# The Rambo Micklem Multi-bridle...



## EquestrianFairy (19 March 2009)

recommendations? From what i.ve seen i like it alot and its a good price. Others used it? Have it? What do you all think?


----------



## Eira (19 March 2009)

I haven't read many raving reviews on it 
	
	
		
		
	


	




I'm not a fan of it either but have never used one so I couldn't tell you if it actually works ! lol


----------



## minerva (19 March 2009)

Weezy has a photo of how one rubbed her mare, it put me off them!


----------



## NikkiF (19 March 2009)

Have to say I don't like the look of it at all


----------



## BBs (19 March 2009)

Horrible thing


----------



## Cyberchick (19 March 2009)

I have one. It's sitting in my tack room getting dusty. That says it all..............


----------



## Scribbles (19 March 2009)

Is there anything else then that works as a hackamore without the long (shanks?) and putting loads of pressure on the poll? If my youngster carries on being unable to be ridden in a bit, then this was the only option as hackamores are very strong.


----------



## EquestrianFairy (19 March 2009)

how disappointing- i was thinking it would have some good reviews. Is there any particular reasons why people aren't finding it any good?


----------



## Serephin (19 March 2009)

[ QUOTE ]
Is there anything else then that works as a hackamore without the long (shanks?) and putting loads of pressure on the poll? If my youngster carries on being unable to be ridden in a bit, then this was the only option as hackamores are very strong. 

[/ QUOTE ]

have you had a look at the Dr Cook's bitless bridle?  website is here: www.bitlessbridle.co.uk - they do a 30 day money back guarantee.  I used to ride my TB in a Dr Cooks, he went very well in it - I defo recommend them!


----------



## Cyberchick (19 March 2009)

I have never used it as a hackamore so I cant comment on that but I found

Bad Fit
Difficult to fit
Cheap plastic clips for the bit that broke in a schooling session
Couldn't use my Myler bit (comfort snaffle but with sides) on it as the bridle does not cater for fulmer bits.
Had to change my bit for the bridle which meant my horse was not happy hense the fact it is now just a bit of leather hanging in the tack room.


----------



## minerva (19 March 2009)

second the Dr cook, my ex-racer loved his and never went better, would go for the leather one though


----------



## Joss (19 March 2009)

My friend is using one as a bitless bridle.  It is ok but she has to put a lot of padding on &amp; around the nose area.  It also seems to slip sideways a bit.

I wouldnt rush at it!!


----------



## amc (19 March 2009)

Oh Dear.......I have one and I love it, I did find I had to oil a lot as it seemed a bit stiff but my boy seems to go well it, I haven't tried it bitless yet but as soon as I have access to a school I will


----------



## ironhorse (19 March 2009)

Many western horses are either started in a bosal (thick hide noseband, gentle pressure from rope reins attached to a knot at the bottom of the noseband, no leverage) or a sidepull (looks like a headcollar but has a split cheek which attaches in two places to a a rope or leather noseband, reins attach to rings at either side of the noseband).
Team chaser Lissie Siedel competes her horse in one, and I think one of the eventers uses one as well. 
You need to use a lot of weight and leg aids, but horses seem to go well in them.


----------



## EnduroRider (20 March 2009)

Re Bitless Bridles, have a look at the Marylot website: www.marylot.com

They Have S Hackamores, Flower Hackamores and Dr Cooks


----------



## Cliqmo (11 April 2009)

Hi there, I'm new to this (signed up a moment ago!) so hope I'm not interrupting or butting in etc. 

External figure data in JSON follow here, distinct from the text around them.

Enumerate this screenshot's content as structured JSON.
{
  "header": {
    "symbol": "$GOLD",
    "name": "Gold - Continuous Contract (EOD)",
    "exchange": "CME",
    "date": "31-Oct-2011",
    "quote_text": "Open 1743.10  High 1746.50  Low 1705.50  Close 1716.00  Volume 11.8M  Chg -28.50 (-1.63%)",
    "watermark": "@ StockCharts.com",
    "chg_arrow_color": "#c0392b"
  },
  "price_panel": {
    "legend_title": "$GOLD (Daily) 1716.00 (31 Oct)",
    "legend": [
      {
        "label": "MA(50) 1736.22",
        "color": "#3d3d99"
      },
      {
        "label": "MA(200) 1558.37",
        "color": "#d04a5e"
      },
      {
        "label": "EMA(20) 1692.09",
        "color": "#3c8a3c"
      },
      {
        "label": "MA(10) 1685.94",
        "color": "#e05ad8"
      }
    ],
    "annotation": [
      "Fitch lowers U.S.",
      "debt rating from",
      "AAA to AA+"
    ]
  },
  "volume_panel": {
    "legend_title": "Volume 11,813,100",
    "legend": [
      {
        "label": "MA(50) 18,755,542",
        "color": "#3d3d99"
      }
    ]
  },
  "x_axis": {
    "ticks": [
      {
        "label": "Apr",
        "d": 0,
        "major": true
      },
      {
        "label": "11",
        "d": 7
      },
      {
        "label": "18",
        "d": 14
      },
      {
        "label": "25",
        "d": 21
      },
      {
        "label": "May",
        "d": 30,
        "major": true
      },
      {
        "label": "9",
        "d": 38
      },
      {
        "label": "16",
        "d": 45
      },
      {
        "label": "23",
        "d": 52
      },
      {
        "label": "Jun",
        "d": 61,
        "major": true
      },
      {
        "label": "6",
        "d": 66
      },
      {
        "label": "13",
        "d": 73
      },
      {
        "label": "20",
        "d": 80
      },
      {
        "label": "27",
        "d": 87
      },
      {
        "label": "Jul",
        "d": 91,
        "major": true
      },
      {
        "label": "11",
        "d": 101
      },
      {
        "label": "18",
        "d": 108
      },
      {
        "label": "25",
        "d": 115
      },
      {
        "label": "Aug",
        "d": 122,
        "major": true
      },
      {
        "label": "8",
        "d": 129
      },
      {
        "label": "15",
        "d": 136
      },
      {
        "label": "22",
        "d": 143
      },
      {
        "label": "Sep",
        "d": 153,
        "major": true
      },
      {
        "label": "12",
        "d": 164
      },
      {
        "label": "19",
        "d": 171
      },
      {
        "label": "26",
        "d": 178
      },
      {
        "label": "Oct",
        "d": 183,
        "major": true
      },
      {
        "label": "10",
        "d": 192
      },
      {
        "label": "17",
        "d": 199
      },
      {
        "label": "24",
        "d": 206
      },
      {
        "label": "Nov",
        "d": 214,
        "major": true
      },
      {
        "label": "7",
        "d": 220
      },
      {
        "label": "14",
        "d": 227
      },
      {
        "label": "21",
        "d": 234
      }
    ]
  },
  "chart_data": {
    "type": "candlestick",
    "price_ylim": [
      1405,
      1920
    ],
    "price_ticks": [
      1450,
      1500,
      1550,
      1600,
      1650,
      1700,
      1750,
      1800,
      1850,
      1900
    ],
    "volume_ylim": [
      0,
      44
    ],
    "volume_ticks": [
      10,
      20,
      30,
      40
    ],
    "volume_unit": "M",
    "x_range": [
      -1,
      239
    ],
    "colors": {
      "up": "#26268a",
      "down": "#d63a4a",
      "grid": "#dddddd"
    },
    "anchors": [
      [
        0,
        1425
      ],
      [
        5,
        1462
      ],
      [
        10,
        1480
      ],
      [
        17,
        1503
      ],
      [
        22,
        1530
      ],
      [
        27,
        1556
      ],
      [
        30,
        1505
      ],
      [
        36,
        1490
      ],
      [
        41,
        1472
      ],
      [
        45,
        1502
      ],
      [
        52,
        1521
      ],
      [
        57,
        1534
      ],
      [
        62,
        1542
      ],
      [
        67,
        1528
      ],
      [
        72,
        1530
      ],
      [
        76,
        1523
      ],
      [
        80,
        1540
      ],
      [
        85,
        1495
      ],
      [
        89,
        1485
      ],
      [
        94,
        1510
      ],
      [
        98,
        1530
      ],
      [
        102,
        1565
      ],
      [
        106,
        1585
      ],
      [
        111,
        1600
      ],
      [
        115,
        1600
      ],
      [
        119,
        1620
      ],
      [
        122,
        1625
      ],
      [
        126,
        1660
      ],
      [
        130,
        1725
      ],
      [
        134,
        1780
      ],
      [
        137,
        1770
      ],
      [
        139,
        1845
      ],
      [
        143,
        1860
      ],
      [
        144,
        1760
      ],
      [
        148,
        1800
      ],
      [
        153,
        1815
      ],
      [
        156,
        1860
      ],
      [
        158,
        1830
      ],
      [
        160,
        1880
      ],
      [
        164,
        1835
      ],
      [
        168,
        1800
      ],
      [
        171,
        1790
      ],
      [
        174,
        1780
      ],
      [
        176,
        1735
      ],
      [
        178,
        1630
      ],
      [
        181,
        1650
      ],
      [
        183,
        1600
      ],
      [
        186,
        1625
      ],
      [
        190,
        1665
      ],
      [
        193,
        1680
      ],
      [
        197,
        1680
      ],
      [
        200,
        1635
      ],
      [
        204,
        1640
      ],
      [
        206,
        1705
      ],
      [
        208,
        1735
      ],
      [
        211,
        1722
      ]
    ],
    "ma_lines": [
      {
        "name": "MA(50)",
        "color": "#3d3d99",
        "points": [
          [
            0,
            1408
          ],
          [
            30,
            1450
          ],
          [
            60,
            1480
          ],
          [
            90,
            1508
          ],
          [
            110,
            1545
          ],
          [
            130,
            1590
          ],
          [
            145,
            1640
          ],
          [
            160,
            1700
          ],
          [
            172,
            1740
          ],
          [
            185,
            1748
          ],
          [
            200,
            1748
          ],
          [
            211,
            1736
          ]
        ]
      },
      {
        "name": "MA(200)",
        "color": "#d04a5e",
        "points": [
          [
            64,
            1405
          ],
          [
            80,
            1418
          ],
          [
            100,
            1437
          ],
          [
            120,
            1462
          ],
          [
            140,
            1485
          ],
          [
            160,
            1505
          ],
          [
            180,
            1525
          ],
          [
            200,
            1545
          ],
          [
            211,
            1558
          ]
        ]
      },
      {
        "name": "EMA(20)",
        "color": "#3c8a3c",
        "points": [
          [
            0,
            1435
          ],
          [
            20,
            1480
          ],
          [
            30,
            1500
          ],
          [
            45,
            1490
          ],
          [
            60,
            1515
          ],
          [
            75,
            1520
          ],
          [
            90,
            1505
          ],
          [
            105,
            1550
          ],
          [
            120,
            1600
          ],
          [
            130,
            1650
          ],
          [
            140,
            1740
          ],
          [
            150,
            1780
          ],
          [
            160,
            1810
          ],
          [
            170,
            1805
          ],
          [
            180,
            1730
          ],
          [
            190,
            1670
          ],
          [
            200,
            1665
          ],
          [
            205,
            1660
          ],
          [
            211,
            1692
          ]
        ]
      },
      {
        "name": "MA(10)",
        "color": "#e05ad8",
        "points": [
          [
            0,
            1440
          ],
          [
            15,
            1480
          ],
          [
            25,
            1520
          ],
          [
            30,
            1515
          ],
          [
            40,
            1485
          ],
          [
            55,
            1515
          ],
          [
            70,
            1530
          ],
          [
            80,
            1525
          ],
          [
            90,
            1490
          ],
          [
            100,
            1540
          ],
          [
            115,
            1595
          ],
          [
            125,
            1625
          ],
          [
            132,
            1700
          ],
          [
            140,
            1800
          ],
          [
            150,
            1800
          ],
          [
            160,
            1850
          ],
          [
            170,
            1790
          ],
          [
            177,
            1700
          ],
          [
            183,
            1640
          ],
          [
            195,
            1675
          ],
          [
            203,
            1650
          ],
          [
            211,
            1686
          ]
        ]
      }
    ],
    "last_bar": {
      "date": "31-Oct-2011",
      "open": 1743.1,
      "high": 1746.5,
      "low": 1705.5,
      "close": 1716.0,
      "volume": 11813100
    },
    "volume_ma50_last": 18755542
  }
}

I am interested in using the Micklem bridle for my 4yr old gelding who is backed but needs riding away... he is a gem in a headcollar and has taken to the bit very well for all of the groundwork to date, however when I am on him he loses a bit of confidence and is much less happy with me having a contact on the reins... I thought that having the combination of bitless and bitted control that the Micklem allows would be the ideal bridging gap until he gets more accustomed to everything.  

Please can you advise what you dislike about the Micklem? and also, if you think my plan seems sound, whether you would be interested in loaning/selling your bridle on?

Thanks


----------